There was a small clearing under the trees, a patch of ground that incongruously appeared to have been tilled, the soil raked, the weeds cut back from it. In the centre of this area was a large growth, which I guessed at first was some kind of big mutated cabbage. From the cover of the long grass, we watched as the leaves unfurled to reveal the dirty orange of a pumpkin. Only this was no ordinary pumpkin, I can tell you.
For
one thing, it had a face. Not some kid-carved Halloween face, but a contorted human face, bulging outwards, mouth open in a savage grin, more like a grimace. What made the whole thing really freaky was the fact that light shone from within the goddam thing, just like it does from a scooped out pumpkin with a candle inside it.
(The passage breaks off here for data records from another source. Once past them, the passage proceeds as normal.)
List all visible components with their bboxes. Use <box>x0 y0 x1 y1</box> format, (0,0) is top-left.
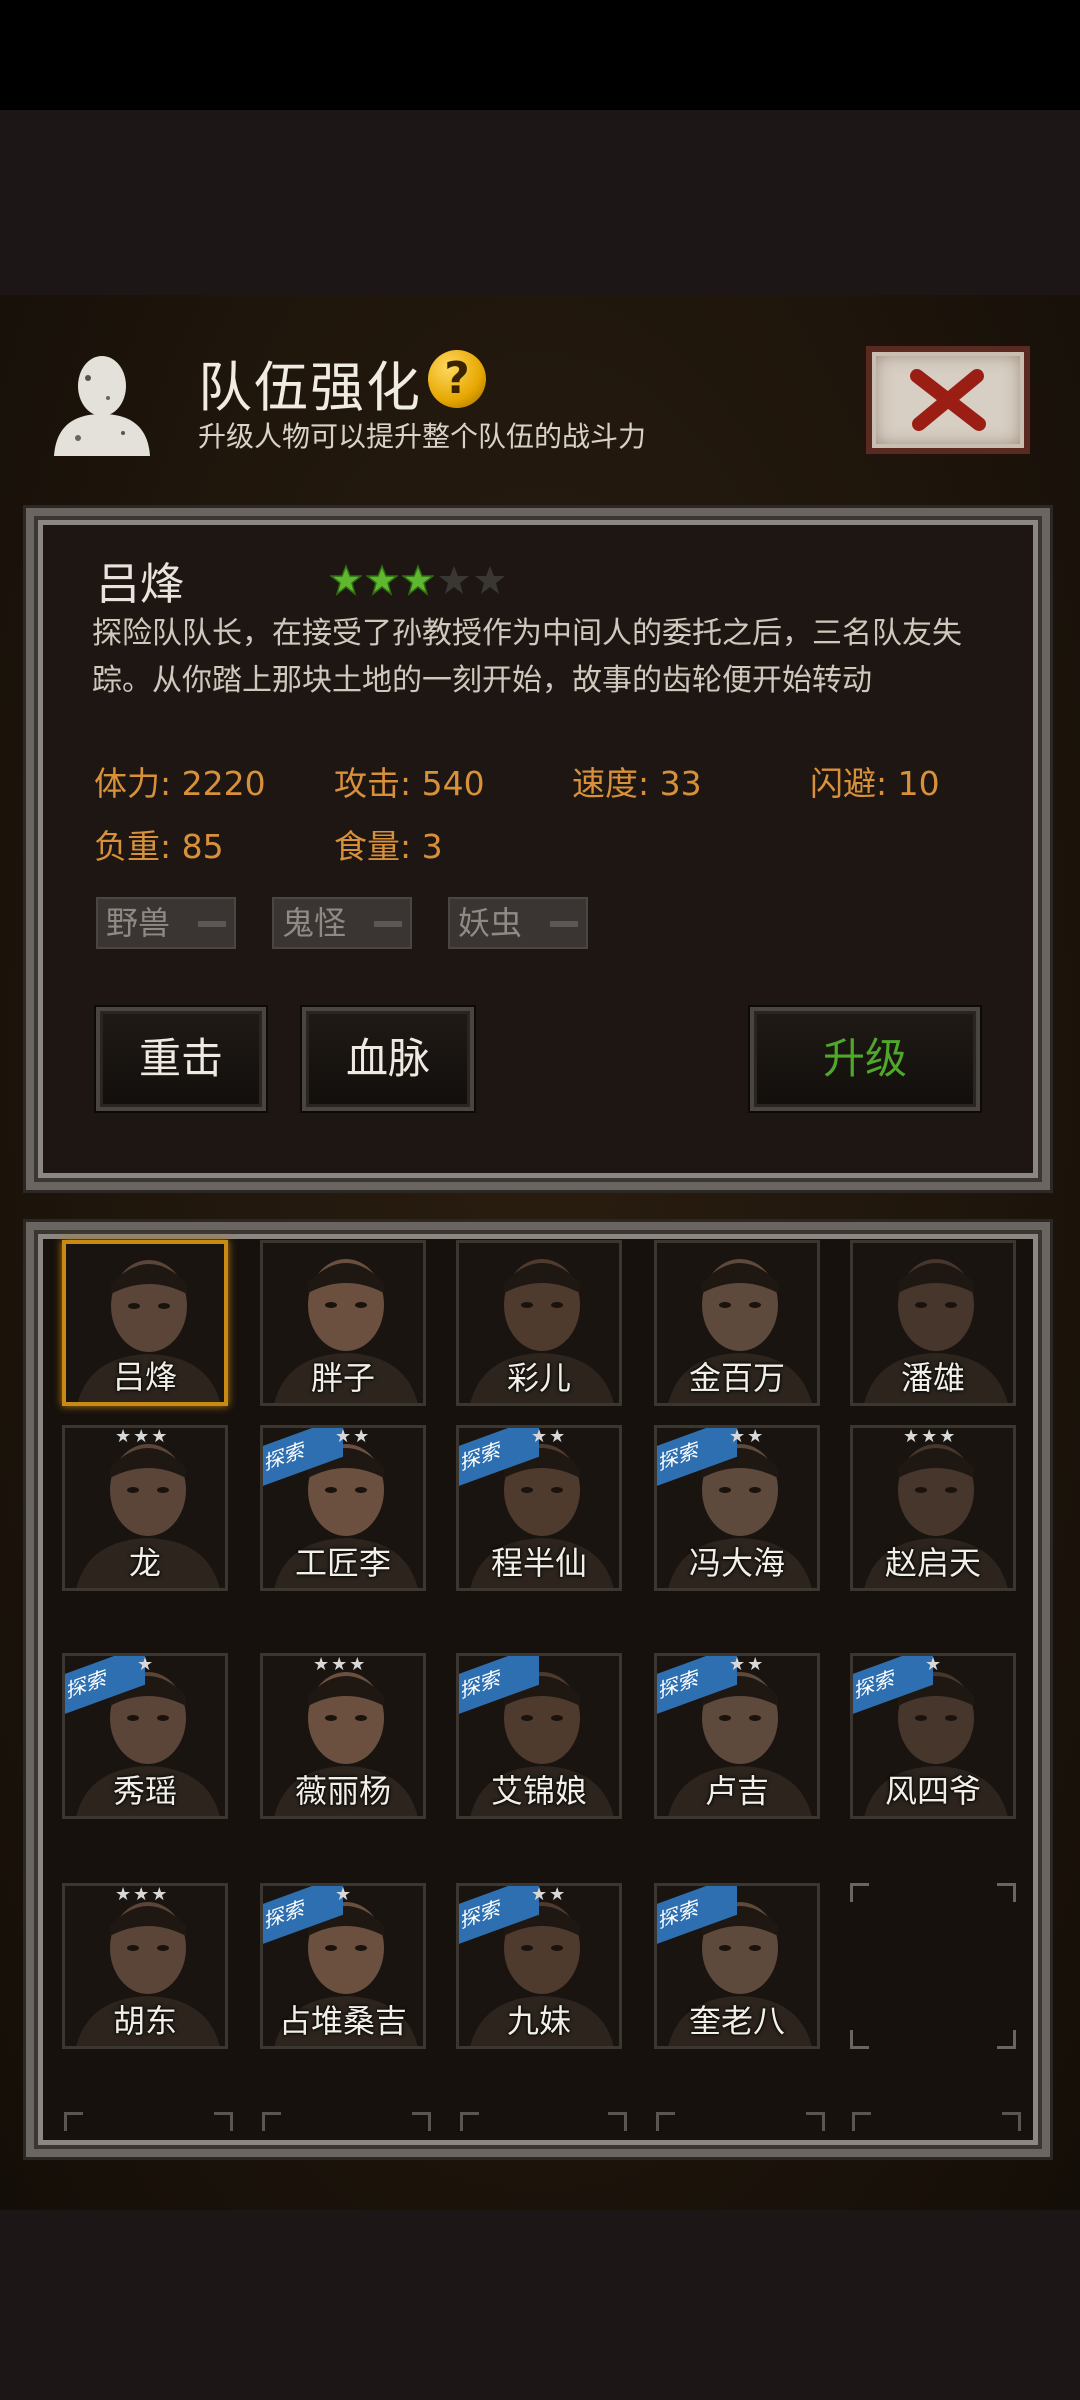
card-name: 吕烽 <box>112 1358 177 1396</box>
card-name: 程半仙 <box>490 1544 587 1582</box>
page-title: 队伍强化 <box>198 356 422 419</box>
character-card[interactable]: 探索 ★ 占堆桑吉 <box>260 1883 426 2049</box>
stat-speed: 速度: 33 <box>572 764 702 803</box>
card-name: 艾锦娘 <box>490 1772 587 1810</box>
page-subtitle: 升级人物可以提升整个队伍的战斗力 <box>198 420 647 453</box>
star-filled-icon <box>366 564 398 596</box>
card-name: 彩儿 <box>506 1359 571 1397</box>
star-empty-icon <box>475 566 505 594</box>
card-name: 潘雄 <box>900 1359 965 1397</box>
stat-food: 食量: 3 <box>334 827 443 866</box>
card-stars: ★★★ <box>313 1654 368 1675</box>
character-name: 吕烽 <box>96 559 184 610</box>
stat-dodge: 闪避: 10 <box>810 764 940 803</box>
stat-hp: 体力: 2220 <box>94 764 266 803</box>
tag-insect: 妖虫 <box>448 897 588 949</box>
card-stars: ★ <box>925 1654 944 1675</box>
team-avatar-icon <box>48 348 156 458</box>
card-stars: ★★ <box>729 1654 766 1675</box>
upgrade-button[interactable]: 升级 <box>750 1007 980 1111</box>
card-stars: ★ <box>137 1654 156 1675</box>
card-name: 占堆桑吉 <box>278 2002 407 2040</box>
card-name: 胖子 <box>310 1359 375 1397</box>
card-name: 工匠李 <box>294 1544 391 1582</box>
card-name: 龙 <box>128 1544 161 1582</box>
card-name: 赵启天 <box>884 1544 981 1582</box>
card-name: 风四爷 <box>884 1772 981 1810</box>
card-stars: ★★★ <box>115 1884 170 1905</box>
character-description: 探险队队长，在接受了孙教授作为中间人的委托之后，三名队友失踪。从你踏上那块土地的… <box>92 616 962 698</box>
character-card[interactable]: ★★★ 赵启天 <box>850 1425 1016 1591</box>
character-card[interactable]: 胖子 <box>260 1240 426 1406</box>
character-card[interactable]: ★★★ 龙 <box>62 1425 228 1591</box>
tag-ghost: 鬼怪 <box>272 897 412 949</box>
card-name: 奎老八 <box>688 2002 785 2040</box>
card-name: 金百万 <box>688 1359 785 1397</box>
top-spacer <box>0 110 1080 295</box>
card-name: 九妹 <box>506 2002 571 2040</box>
close-button[interactable] <box>866 346 1030 454</box>
card-name: 薇丽杨 <box>294 1772 391 1810</box>
close-x-icon <box>910 369 986 431</box>
character-card[interactable]: 探索 ★ 风四爷 <box>850 1653 1016 1819</box>
bottom-spacer <box>0 2210 1080 2400</box>
character-card[interactable]: 探索 ★★ 工匠李 <box>260 1425 426 1591</box>
stat-attack: 攻击: 540 <box>334 764 485 803</box>
card-name: 秀瑶 <box>112 1772 177 1810</box>
card-stars: ★★★ <box>115 1426 170 1447</box>
question-icon[interactable]: ? <box>428 350 486 408</box>
character-card[interactable]: 探索 ★★ 九妹 <box>456 1883 622 2049</box>
character-card[interactable]: 吕烽 <box>62 1240 228 1406</box>
tag-beast: 野兽 <box>96 897 236 949</box>
status-bar <box>0 0 1080 110</box>
card-name: 卢吉 <box>704 1772 769 1810</box>
card-stars: ★★ <box>531 1426 568 1447</box>
character-card[interactable]: 金百万 <box>654 1240 820 1406</box>
character-card[interactable]: ★★★ 薇丽杨 <box>260 1653 426 1819</box>
heavy-strike-button[interactable]: 重击 <box>96 1007 266 1111</box>
empty-roster-slot[interactable] <box>850 1883 1016 2049</box>
card-stars: ★★ <box>335 1426 372 1447</box>
card-stars: ★★ <box>531 1884 568 1905</box>
character-card[interactable]: 探索 ★ 秀瑶 <box>62 1653 228 1819</box>
character-card[interactable]: ★★★ 胡东 <box>62 1883 228 2049</box>
stat-load: 负重: 85 <box>94 827 224 866</box>
card-stars: ★★★ <box>903 1426 958 1447</box>
character-card[interactable]: 探索 ★★ 卢吉 <box>654 1653 820 1819</box>
character-card[interactable]: 彩儿 <box>456 1240 622 1406</box>
bloodline-button[interactable]: 血脉 <box>302 1007 474 1111</box>
character-card[interactable]: 探索 奎老八 <box>654 1883 820 2049</box>
card-name: 胡东 <box>112 2002 177 2040</box>
star-empty-icon <box>439 566 469 594</box>
card-stars: ★★ <box>729 1426 766 1447</box>
character-card[interactable]: 探索 ★★ 程半仙 <box>456 1425 622 1591</box>
character-card[interactable]: 探索 艾锦娘 <box>456 1653 622 1819</box>
character-card[interactable]: 潘雄 <box>850 1240 1016 1406</box>
card-name: 冯大海 <box>688 1544 785 1582</box>
character-card[interactable]: 探索 ★★ 冯大海 <box>654 1425 820 1591</box>
card-stars: ★ <box>335 1884 354 1905</box>
star-filled-icon <box>402 564 434 596</box>
star-filled-icon <box>330 564 362 596</box>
When that bizarre head twisted from side to side, I dragged out one gun, regardless of Scathach’s views.
So this was the Boneless Man who had left that sack of flesh and blood in my alley. It had returned to its earth-based pit and now was again struggling to get up from the soil that nurtured it, like a vampire rising from its grave. Roots and leaves flew this way and that as the creature broke free of the ground. Scathach waited, the spear held at the ready, giving her the look of some manic harpooner. The pumpkin horror fixed its bright-eyed stare on me and lurched forward. Nothing subtle about its tactics.
Scathach chose her moment and launched the spear. It ripped into the gut of the Boneless Man and held firm, as if a dozen barbs had opened up inside it. The thing let out a scream like steam escaping from an engine and started to writhe frantically, this way and that. Light poured from its chest and belly, like the spear was turning it molten, until, with a noise like a huge sack of wet mud hitting concrete, the creature ruptured, bursting apart so we had to duck to avoid the flying vegetable mess.
Scathach quickly reached for the spear and used its now glowing end to burn up every last vestige of the former Boneless Man she could find. When she’d finished, she turned to me, a mite breathless, like she’d found the whole disgusting business kind of enjoyable. “Bullets will kill them, Mr Nightmare, but they won’t burn up the seeds.”
I nodded, checking to see that none of the gloop had splattered my coat. I didn’t relish the thought of being infected.
“Go to Miss Carnadine,” said Scathach. “She is safe for the time being. Caliban will take you back to your streets.”